Disarmiamo EXA
Corteo a metà Una tre giorni unitaria per il ritiro delle truppe italiane dall'Iraq, in vista del 25 aprile arcobaleno. Ma la Fiom non aderisce al corteo di sabato
L'appello lanciato dalla rivista Armi e tiro sembra una boutade, eppure gli «appassionati» del genere sono convinti di raccogliere in poco tempo 50 mila firme per «difendere il diritto a impiegare lecitamente le nostre armi». Se avete lo stomaco di spingervi fino ai padiglioni dell'Exa 2004 di Brescia, una delle tre più importanti mostre-mercato di armi leggere del mondo, questa volta cercate di tenere lontani i bambini (le fiere di Las Vegas e Norimberga se non altro sono vietate ai minori). E' quasi per una questione di buon gusto che un'altra raccolta di firme sia partita in questi giorni proprio a Brescia, perché vengano bandite dalla mostra almeno le armi impiegate per uccidere gli esseri umani (sono già 6000 le adesioni). Una imbarazzante presenza documentata in tutti gli stand che lo scorso 15 marzo ha spinto il consiglio comunale di Brescia ad approvare una timida mozione che invita gli organizzatori di Exa ad esporre separatamente le cosiddette armi leggere - che per il segretario dell'Onu Kofi Annan sono «armi di distruzione di massa» - da quelle da caccia. Appello nemmeno preso in considerazione.

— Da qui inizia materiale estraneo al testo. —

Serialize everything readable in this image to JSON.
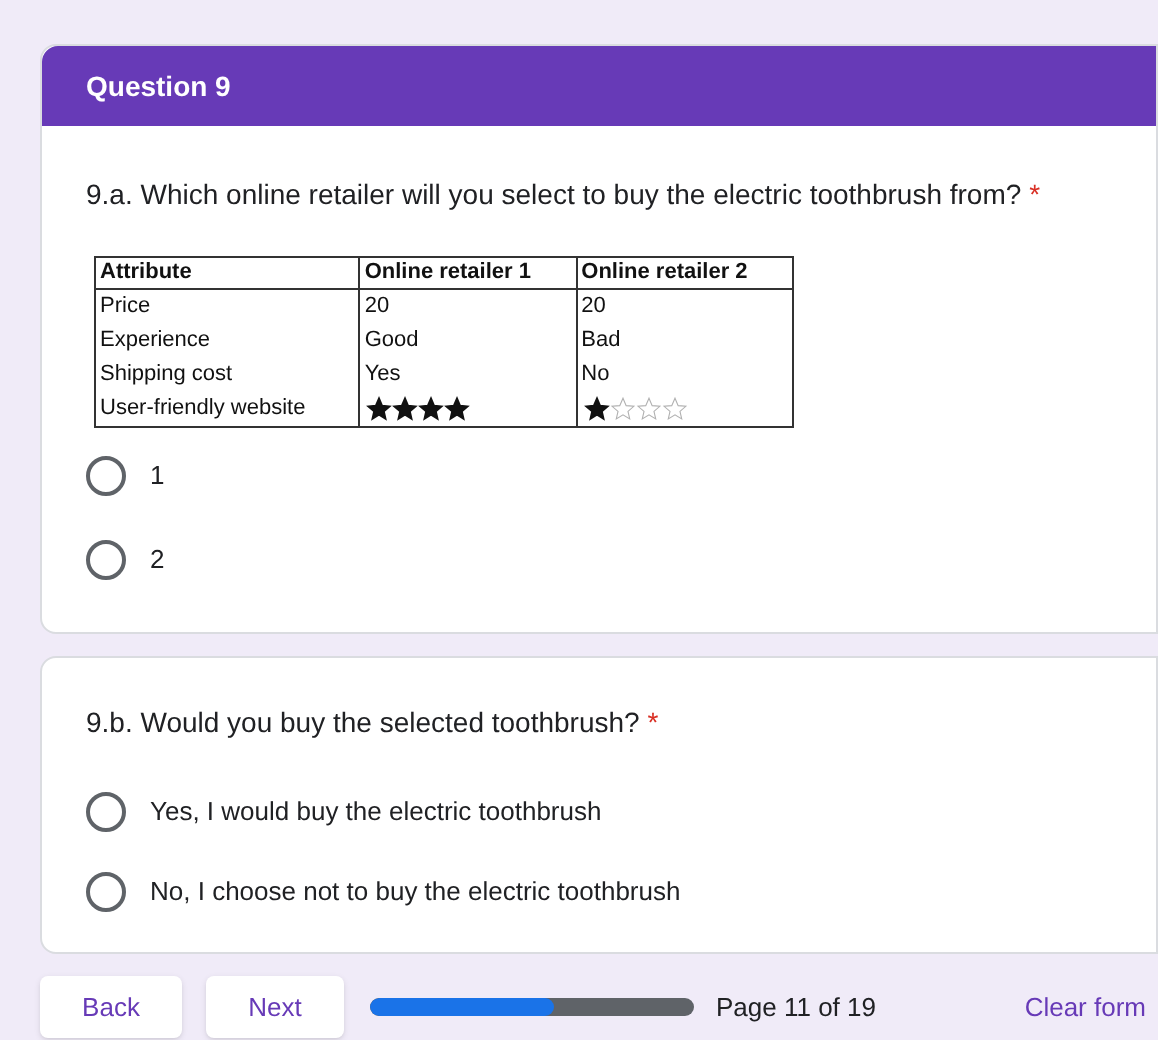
{
  "section_header": {
    "title": "Question 9"
  },
  "questions": [
    {
      "title": "9.a. Which online retailer will you select to buy the electric toothbrush from?",
      "required_mark": "*",
      "table": {
        "columns": [
          "Attribute",
          "Online retailer 1",
          "Online retailer 2"
        ],
        "rows": [
          {
            "cells": [
              {
                "kind": "text",
                "text": "Price"
              },
              {
                "kind": "text",
                "text": "20"
              },
              {
                "kind": "text",
                "text": "20"
              }
            ]
          },
          {
            "cells": [
              {
                "kind": "text",
                "text": "Experience"
              },
              {
                "kind": "text",
                "text": "Good"
              },
              {
                "kind": "text",
                "text": "Bad"
              }
            ]
          },
          {
            "cells": [
              {
                "kind": "text",
                "text": "Shipping cost"
              },
              {
                "kind": "text",
                "text": "Yes"
              },
              {
                "kind": "text",
                "text": "No"
              }
            ]
          },
          {
            "cells": [
              {
                "kind": "text",
                "text": "User-friendly website"
              },
              {
                "kind": "stars",
                "stars": 4
              },
              {
                "kind": "stars",
                "stars": 1
              }
            ]
          }
        ]
      },
      "options": [
        {
          "label": "1",
          "selected": false
        },
        {
          "label": "2",
          "selected": false
        }
      ]
    },
    {
      "title": "9.b. Would you buy the selected toothbrush?",
      "required_mark": "*",
      "options": [
        {
          "label": "Yes, I would buy the electric toothbrush",
          "selected": false
        },
        {
          "label": "No, I choose not to buy the electric toothbrush",
          "selected": false
        }
      ]
    }
  ],
  "footer": {
    "back": "Back",
    "next": "Next",
    "progress": {
      "level": 0.57
    },
    "page": "Page 11 of 19",
    "clear": "Clear form"
  }
}
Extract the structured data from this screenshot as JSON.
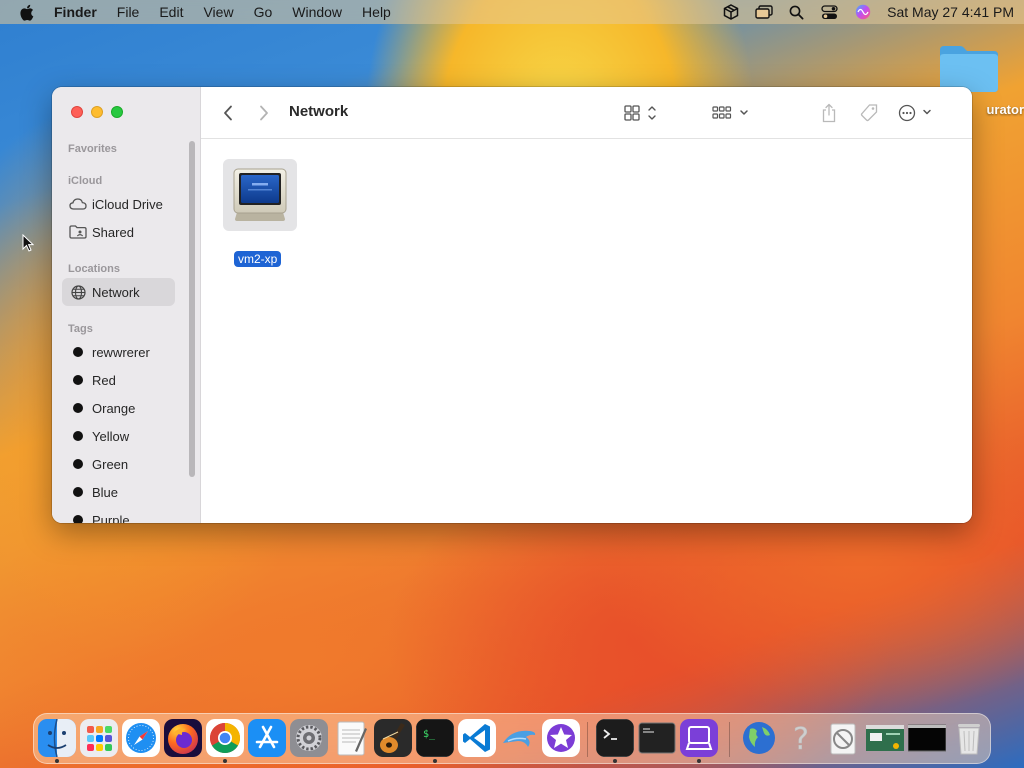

Fuori dalle carte e dalle mozioni, anche quest'anno un nutrito gruppo di associazioni che lavorano a contatto con il Brescia social forum ha organizzato alcune giornate di mobilitazioni che culmineranno con il corteo di sabato prossimo: partenza alle 15 da piazza della Loggia, che da domani fino a martedì ospita l'ExPa, sorta di fiera pacifista con dibattiti, controinformazione, spettacoli e biciclettate in stile «critical mass». L'appuntamento di sabato si è saldato spontaneamente - non senza qualche difficoltà - con i progetti del movimento pacifista, che sta cercando di arrivare con un po' di slancio alla giornata di mobilitazione nazionale contro la guerra del 25 aprile. Oltre agli arrivi da tutta la Lombardia, sono attesi anche alcuni pullman da Firenze e Modena. «Quest'anno tentiamo di raccogliere un sentimento di pace che in città è molto presente - spiega Margherita Recaldini del Brescia social forum - anche perché è impossibile non vedere il nesso stretto che c'è tra il ritiro delle nostre truppe, armate con pistole Beretta 92 FS, e la fiera delle armi che si tiene in questi giorni a Brescia. Quando, se non ora, è necessario rendere visibile questo nesso anche ai lavoratori delle industrie armiere bresciane?».
Eppure la costruzione del corteo che dopodomani si metterà in marcia dietro allo striscione Via le truppe dall'Iraq, disarmiamo l'Exa è stato tutt'altro che in discesa. Tanto è vero che l'adesione non è arrivata da tutte le realtà che hanno lavorato per costruire l'ExPa. Perché nel bresciano, territorio che rappresenta il 90% della produzione di tutte le armi in Italia, con 137 imprese e 192.781.723 euro di export nel mondo, quando si parla di riconversione dell'industria armiera si tocca un nervo scopertissimo. Soprattutto per il sindacato. La Fiom bresciana, per esempio, questa volta non sfilerà, anche se i manifestanti hanno deciso di non dirigersi verso la fiera delle armi, contrariamente a quanto avevano fatto nelle scorse edizioni. La Fiom per domani alle 17,30 ha organizzato un presidio in piazza della Loggia, e sempre venerdì circa 30 fabbriche sciopereranno un'ora per sensibilizzare il mondo del lavoro sui temi della pace. Allora perché non in corteo? «La manifestazione nazionale - spiega Michela Spera, segretaria della Fiom di Brescia - non era nel programma degli appuntamenti previsti nell'ambito di ExPa, è stata organizzata solo da alcuni gruppi e non da tutti: noi abbiamo invitato a partecipare al presidio di venerdì». Domenica, dopo le prevedibili frizioni all'interno del Bsf, di cui la Fiom è parte consistente, saranno i cattolici d'assalto della Rete di Lilliput, in combutta con i Gruppi di azione non violenta (Gan), a violare da vicino l'Exa 2004. «Non possiamo più accettare che questi strumenti di morte siano pubblicizzati e venduti come se fossero merci normali», dice Flavia Rampichini del Gan di Milano. Adesso più che mai.